A citywide wireless-Internet system the community set up last year was disabled in June because the school system lost a grant that helped pay for it. Now, schools Superintendent Matt Akin is trying to find another way to fund community Internet access, a key to providing “anytime, anywhere learning” through technology.

“If you don’t have access, then that’s really a myth,” Akin said.

Akin said the school system, the city and the Internet service provider, Information Transport Solutions, a Wetumpka-based company, could develop a financial plan to start providing free access to residents again. But, he added, that means they would have to work together to come up with several thousand dollars each month.

“Our students are making so many gains,” Akin said. “We’ve come too far not to come to some solution.”

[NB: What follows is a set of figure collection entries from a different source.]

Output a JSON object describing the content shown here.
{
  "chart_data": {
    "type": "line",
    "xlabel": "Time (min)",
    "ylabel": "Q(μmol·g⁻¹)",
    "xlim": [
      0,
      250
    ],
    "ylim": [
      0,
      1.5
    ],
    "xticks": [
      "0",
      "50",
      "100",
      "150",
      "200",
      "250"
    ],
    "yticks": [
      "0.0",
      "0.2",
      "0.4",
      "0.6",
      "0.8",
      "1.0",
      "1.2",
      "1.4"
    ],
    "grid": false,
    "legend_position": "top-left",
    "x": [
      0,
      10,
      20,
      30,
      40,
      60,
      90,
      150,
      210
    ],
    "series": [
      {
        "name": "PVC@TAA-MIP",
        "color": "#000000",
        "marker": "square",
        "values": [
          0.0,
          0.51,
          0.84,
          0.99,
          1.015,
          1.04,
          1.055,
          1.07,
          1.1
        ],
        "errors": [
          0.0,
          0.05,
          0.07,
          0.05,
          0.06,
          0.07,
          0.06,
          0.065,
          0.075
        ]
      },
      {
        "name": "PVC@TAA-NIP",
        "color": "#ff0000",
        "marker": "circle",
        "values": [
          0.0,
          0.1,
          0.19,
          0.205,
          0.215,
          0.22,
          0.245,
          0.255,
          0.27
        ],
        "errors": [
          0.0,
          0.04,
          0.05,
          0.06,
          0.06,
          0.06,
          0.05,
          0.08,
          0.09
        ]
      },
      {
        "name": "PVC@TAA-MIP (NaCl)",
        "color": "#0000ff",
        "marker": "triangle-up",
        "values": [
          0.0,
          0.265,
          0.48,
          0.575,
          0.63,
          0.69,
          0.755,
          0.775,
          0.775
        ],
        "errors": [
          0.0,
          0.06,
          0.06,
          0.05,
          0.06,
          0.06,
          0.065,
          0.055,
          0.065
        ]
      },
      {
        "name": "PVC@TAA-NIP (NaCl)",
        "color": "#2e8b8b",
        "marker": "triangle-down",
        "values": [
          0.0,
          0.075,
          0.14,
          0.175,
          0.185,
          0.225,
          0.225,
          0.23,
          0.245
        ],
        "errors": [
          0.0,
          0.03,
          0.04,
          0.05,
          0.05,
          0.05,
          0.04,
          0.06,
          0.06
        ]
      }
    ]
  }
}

Piedmont began providing a laptop computers to students in grades four through 12 in 2010. Since then, the school district has expanded the program, and has been recognized nationally for its efforts, including being named a National Blue Ribbon School of Excellence in 2012 by the U.S. Department of Education.

The system took its initiative a step further during the last school year, when it used a grant to provide Internet access to the community so students could work on their computers away from school. While the grant helped fund the project, the school system, the city and the Internet provider cooperated to make the project work.

It cost roughly $20,000 each month to provide citywide access under the grant. Akin said it would have to be less for Piedmont to afford to pay for it without the grant, and he added that he hopes the company will reduce the cost.

“We believed in it for the school district,” said Tonya Young, the company’s Piedmont account manager. “This is a major thing for the state of Alabama, for the nation.”

Universal access is also central to the system’s motive for starting the program – ensuring all students have access to the Internet regardless of their families’ ability to pay for it.

Now Akin, Young and Mayor Rick Freeman say they want to restore community-wide Internet access in Piedmont, but the company, school system and city have yet to meet to resolve the matter.

Young said her company has been trying to schedule a meeting with the city, but to no avail. Freeman said Wednesday he was unaware of the problem and did not know the company was trying to reach him.

Freeman added that his own attempts to meet with school officials in recent months have been unsuccessful. But, he said, he wants to do what he can to help the schools.

“We talk, but not like we should,” Freeman said. “We can’t help if we don’t know what’s going on.”